The arrangement drew concern when it began more than 10 years ago. Some feared it jeopardized the hospital patients’ safety in an already-troubled downtown neighborhood.

However, Novitskie insisted it was the right thing to do.

“[Inmates] need the basic care with the same dignity and the same respect as every other human being,” she said. “I do believe that many of these people, for the very first time in their lives, have been treated with respect and dignity and unconditionally, in terms of their care.”

As she discerned the arrangement, Novitskie visited other hospitals that care for inmates, and spent time listening to staff concerns. Since initiating the program, the hospital and corrections officers have worked to ensure the safety of the inmates and their caregivers, she added.

Novitskie says knowing the hospital’s history helps to root her in her approach to faith-based leadership. She keeps the history book on her office shelf but said she knows its contents by heart.

Novitskie views herself as a steward of the Catholic faith on behalf of the hospital, she said.
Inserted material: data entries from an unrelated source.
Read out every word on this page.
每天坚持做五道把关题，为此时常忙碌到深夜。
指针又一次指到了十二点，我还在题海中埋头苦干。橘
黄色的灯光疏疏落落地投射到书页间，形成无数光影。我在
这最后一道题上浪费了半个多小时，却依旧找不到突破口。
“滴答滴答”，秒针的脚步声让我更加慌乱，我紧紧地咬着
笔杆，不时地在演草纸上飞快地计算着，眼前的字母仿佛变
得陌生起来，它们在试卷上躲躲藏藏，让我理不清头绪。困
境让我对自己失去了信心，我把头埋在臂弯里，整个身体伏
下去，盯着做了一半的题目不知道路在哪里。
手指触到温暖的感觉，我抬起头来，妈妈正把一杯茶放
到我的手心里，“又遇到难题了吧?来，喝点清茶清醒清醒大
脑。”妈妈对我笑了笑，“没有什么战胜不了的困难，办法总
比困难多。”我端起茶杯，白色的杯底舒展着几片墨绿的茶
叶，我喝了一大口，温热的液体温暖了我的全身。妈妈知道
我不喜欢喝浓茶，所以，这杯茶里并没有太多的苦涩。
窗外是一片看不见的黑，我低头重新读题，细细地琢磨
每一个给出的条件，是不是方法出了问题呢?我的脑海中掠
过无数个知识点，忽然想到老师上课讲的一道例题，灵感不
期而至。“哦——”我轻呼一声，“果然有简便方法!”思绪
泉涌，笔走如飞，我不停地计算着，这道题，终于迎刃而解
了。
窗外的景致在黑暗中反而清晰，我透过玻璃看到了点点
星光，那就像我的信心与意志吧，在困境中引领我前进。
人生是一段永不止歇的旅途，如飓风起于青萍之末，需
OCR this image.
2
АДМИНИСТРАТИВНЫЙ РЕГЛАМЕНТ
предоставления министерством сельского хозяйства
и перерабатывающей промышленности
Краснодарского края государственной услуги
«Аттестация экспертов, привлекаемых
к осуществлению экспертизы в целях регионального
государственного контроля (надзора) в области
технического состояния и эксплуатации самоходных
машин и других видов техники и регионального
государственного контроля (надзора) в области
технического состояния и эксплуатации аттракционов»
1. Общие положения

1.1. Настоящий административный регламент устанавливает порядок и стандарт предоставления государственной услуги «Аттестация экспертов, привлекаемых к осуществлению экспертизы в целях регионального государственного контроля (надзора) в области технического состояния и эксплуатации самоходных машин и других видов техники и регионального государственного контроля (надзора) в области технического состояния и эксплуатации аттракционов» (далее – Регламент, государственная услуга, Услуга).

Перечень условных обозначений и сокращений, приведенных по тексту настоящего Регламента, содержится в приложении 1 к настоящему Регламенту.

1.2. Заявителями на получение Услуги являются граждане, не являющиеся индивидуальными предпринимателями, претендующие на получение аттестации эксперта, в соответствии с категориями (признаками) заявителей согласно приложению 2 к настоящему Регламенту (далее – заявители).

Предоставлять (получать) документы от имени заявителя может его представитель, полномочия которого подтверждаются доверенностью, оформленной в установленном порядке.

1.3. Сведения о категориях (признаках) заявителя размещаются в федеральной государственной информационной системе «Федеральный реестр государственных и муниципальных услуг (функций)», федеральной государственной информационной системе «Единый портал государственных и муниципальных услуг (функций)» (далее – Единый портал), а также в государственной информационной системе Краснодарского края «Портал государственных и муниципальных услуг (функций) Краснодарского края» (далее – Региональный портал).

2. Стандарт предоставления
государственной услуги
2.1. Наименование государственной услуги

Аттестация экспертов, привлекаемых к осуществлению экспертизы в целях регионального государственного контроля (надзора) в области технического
“Sometimes it helps to know where you’ve been to know where you’re going,” she said.

Biography

  • Title: Executive lead/associate administrator at St. Joseph’s Hospital, St. Paul.
  • Parish: St. Joseph’s Hospital chapel, Cathedral of St. Paul
  • Spouse: Dr. Thomas Yue.
  • Children: Allison Yue and Emily Yue.
  • Activities: Convent of the Visitation School board of trustees, St. Paul College General Advisory Committee, Catholic Health Association of Minnesota board member.